E-mail has proven to be one of the most popular Internet applications with estimates from Jupiter Research (a unit of this site’s corporate parent) that there will be 115 million active e-mail users by the end of 2002. Unfortunately, almost as many users will also be exposed to the disappointments of the communication app, such as spam, undeliverable messages, and broken links.
E-mail technology provider BrightMail measured more than 5.35 million spam attacks for the month of October 2002 — that’s roughly 67,000 more than September 2002 and a whopping 3.66 million more than October 2001.
Those figures suggest that spam will eventually catch up to the 16 percent who change e-mail addresses to avoid all those unwanted messages. A survey of 1,015 U.S. e-mail users during August 2002 and conducted by NFO WorldGroup for Return Path Inc. and Global Name Registry revealed that 49 percent had changed either a work or personal e-mail address.
Of the 43 percent of respondents who had changed their personal e-mail address, half of them cited an ISP switch as the main reason for the change; 16 percent blamed spam; 12 percent changed residences; and 8 percent wanted a more attractive e-mail address.
Work e-mail addresses most often changed due to new jobs (41 percent), followed by an ISP change (18 percent), a change of residence (8 percent), and a name change resulting from a marriage or divorce (6 percent).

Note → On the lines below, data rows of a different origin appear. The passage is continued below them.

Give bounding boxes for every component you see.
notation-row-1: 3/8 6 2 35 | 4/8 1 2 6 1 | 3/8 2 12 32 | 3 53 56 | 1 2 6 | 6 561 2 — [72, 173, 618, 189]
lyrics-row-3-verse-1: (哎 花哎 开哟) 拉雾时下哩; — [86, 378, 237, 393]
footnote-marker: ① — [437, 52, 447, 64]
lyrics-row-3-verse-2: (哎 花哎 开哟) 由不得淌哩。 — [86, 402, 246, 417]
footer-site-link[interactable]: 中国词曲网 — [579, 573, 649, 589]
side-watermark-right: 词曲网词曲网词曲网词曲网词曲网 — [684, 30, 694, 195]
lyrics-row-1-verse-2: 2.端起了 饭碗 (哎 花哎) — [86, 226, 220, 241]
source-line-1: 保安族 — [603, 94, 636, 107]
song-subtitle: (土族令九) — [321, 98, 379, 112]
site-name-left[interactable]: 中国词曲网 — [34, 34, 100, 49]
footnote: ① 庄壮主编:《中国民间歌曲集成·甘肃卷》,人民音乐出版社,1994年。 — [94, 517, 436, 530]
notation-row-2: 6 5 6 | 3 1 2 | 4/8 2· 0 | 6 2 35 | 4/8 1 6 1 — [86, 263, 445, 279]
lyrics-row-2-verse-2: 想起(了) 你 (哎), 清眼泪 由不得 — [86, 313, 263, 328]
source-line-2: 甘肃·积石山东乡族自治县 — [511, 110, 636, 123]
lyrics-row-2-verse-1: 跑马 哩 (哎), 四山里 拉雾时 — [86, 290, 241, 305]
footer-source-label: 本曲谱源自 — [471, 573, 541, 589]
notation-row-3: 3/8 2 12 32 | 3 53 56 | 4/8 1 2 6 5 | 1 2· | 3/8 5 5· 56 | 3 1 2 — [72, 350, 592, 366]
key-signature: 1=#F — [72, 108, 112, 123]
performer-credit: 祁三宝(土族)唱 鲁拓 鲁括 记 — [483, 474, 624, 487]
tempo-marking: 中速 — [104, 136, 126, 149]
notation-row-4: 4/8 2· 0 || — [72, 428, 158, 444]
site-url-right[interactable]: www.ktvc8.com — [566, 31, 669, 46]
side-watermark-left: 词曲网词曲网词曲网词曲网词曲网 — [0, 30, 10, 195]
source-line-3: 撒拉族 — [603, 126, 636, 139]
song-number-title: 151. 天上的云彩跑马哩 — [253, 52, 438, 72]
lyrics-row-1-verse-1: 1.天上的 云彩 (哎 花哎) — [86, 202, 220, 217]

All the address switching results in millions of undeliverable messages, representing lost personal communications and dollars for professional e-marketers — more than 50 percent of survey respondents indicated that they had lost touch with personal contacts and Web sites as a result of an e-mail address change.
“…in addition to the impact on consumer relationships identified, there is a real and significant subsequent financial impact on reputable businesses that rely on e-mail to communicate with their customers,” said Matt Blumberg, chief executive officer of Return Path.
Bounced messages are only one of the problems that e-marketers face. Silverpop found unreadable HTML e-mails with broken links are largely responsible for reduced response rates.
Their study revealed that 20 percent of the reviewed HTML e-mails had 5 broken components; 9 percent had more than 5 broken components; 7 percent had extremely disruptive errors; and 6 percent were completely indecipherable. Just over half (58 percent) of the 1,400 e-mails that were analyzed were rendered properly.